Zhou Jinzhao, Zhang Xingming, Zhu Ziwei, Lan Xiangyuan, Fu Lunkai, Wang Haoxiang, Wen Hanchun
School of Computer Science and EngineeringSouth China University of Technology Guangzhou 510641 China.
Department of Computer ScienceHong Kong Baptist University Hong Kong.
IEEE Trans Circuits Syst Video Technol. 2021 Mar 4;32(5):2535-2549. doi: 10.1109/TCSVT.2021.3063952. eCollection 2022 May.
The outbreak of coronavirus disease (COVID-19) has been a nightmare to citizens, hospitals, healthcare practitioners, and the economy in 2020. The overwhelming number of confirmed cases and suspected cases put forward an unprecedented challenge to the hospital's capacity of management and medical resource distribution.
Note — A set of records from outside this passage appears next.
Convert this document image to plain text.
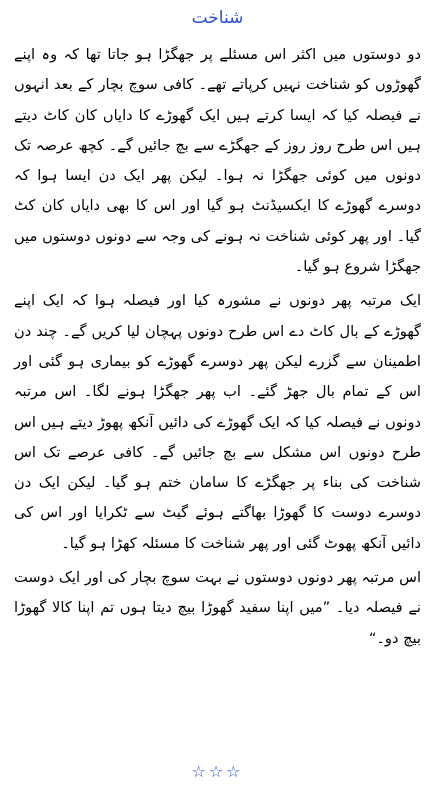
شناخت

دو دوستوں میں اکثر اس مسئلے پر جھگڑا ہو جاتا تھا کہ وہ اپنے گھوڑوں کو شناخت نہیں کرپاتے تھے۔ کافی سوچ بچار کے بعد انہوں نے فیصلہ کیا کہ ایسا کرتے ہیں ایک گھوڑے کا دایاں کان کاٹ دیتے ہیں اس طرح روز روز کے جھگڑے سے بچ جائیں گے۔ کچھ عرصہ تک دونوں میں کوئی جھگڑا نہ ہوا۔ لیکن پھر ایک دن ایسا ہوا کہ دوسرے گھوڑے کا ایکسیڈنٹ ہو گیا اور اس کا بھی دایاں کان کٹ گیا۔ اور پھر کوئی شناخت نہ ہونے کی وجہ سے دونوں دوستوں میں جھگڑا شروع ہو گیا۔

ایک مرتبہ پھر دونوں نے مشورہ کیا اور فیصلہ ہوا کہ ایک اپنے گھوڑے کے بال کاٹ دے اس طرح دونوں پہچان لیا کریں گے۔ چند دن اطمینان سے گزرے لیکن پھر دوسرے گھوڑے کو بیماری ہو گئی اور اس کے تمام بال جھڑ گئے۔ اب پھر جھگڑا ہونے لگا۔ اس مرتبہ دونوں نے فیصلہ کیا کہ ایک گھوڑے کی دائیں آنکھ پھوڑ دیتے ہیں اس طرح دونوں اس مشکل سے بچ جائیں گے۔ کافی عرصے تک اس شناخت کی بناء پر جھگڑے کا سامان ختم ہو گیا۔ لیکن ایک دن دوسرے دوست کا گھوڑا بھاگتے ہوئے گیٹ سے ٹکرایا اور اس کی دائیں آنکھ پھوٹ گئی اور پھر شناخت کا مسئلہ کھڑا ہو گیا۔

اس مرتبہ پھر دونوں دوستوں نے بہت سوچ بچار کی اور ایک دوست نے فیصلہ دیا۔ ”میں اپنا سفید گھوڑا بیچ دیتا ہوں تم اپنا کالا گھوڑا بیچ دو۔“

☆☆☆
To reduce the possibility of cross-infection and attend a patient according to his severity level, expertly diagnosis and sophisticated medical examinations are often required but hard to fulfil during a pandemic. To facilitate the assessment of a patient's severity, this paper proposes a multi-modality feature learning and fusion model for end-to-end covid patient severity prediction using the blood test supported electronic medical record (EMR) and chest computerized tomography (CT) scan images. To evaluate a patient's severity by the co-occurrence of salient clinical features, the High-order Factorization Network (HoFN) is proposed to learn the impact of a set of clinical features without tedious feature engineering. On the other hand, an attention-based deep convolutional neural network (CNN) using pre-trained parameters are used to process the lung CT images. Finally, to achieve cohesion of cross-modality representation, we design a loss function to shift deep features of both-modality into the same feature space which improves the model's performance and robustness when one modality is absent. Experimental results demonstrate that the proposed multi-modality feature learning and fusion model achieves high performance in an authentic scenario.
2020年,冠状病毒病(COVID-19)的爆发对市民、医院、医护人员以及经济来说犹如一场噩梦。大量的确诊病例和疑似病例给医院的管理能力和医疗资源分配带来了前所未有的挑战。为了降低交叉感染的可能性并根据患者的严重程度进行救治,通常需要专业的诊断和精密的医学检查,但在疫情期间却很难实现。为了便于评估患者的严重程度,本文提出了一种多模态特征学习与融合模型,用于使用血液检测支持的电子病历(EMR)和胸部计算机断层扫描(CT)图像对COVID患者的严重程度进行端到端预测。为了通过显著临床特征的共现来评估患者的严重程度,提出了高阶分解网络(HoFN),以在无需繁琐特征工程的情况下学习一组临床特征的影响。另一方面,使用基于注意力的深度卷积神经网络(CNN)和预训练参数来处理肺部CT图像。最后,为了实现跨模态表示的凝聚,我们设计了一个损失函数,将两种模态的深度特征转移到同一特征空间,当一种模态缺失时,这提高了模型的性能和鲁棒性。实验结果表明,所提出的多模态特征学习与融合模型在真实场景中取得了高性能。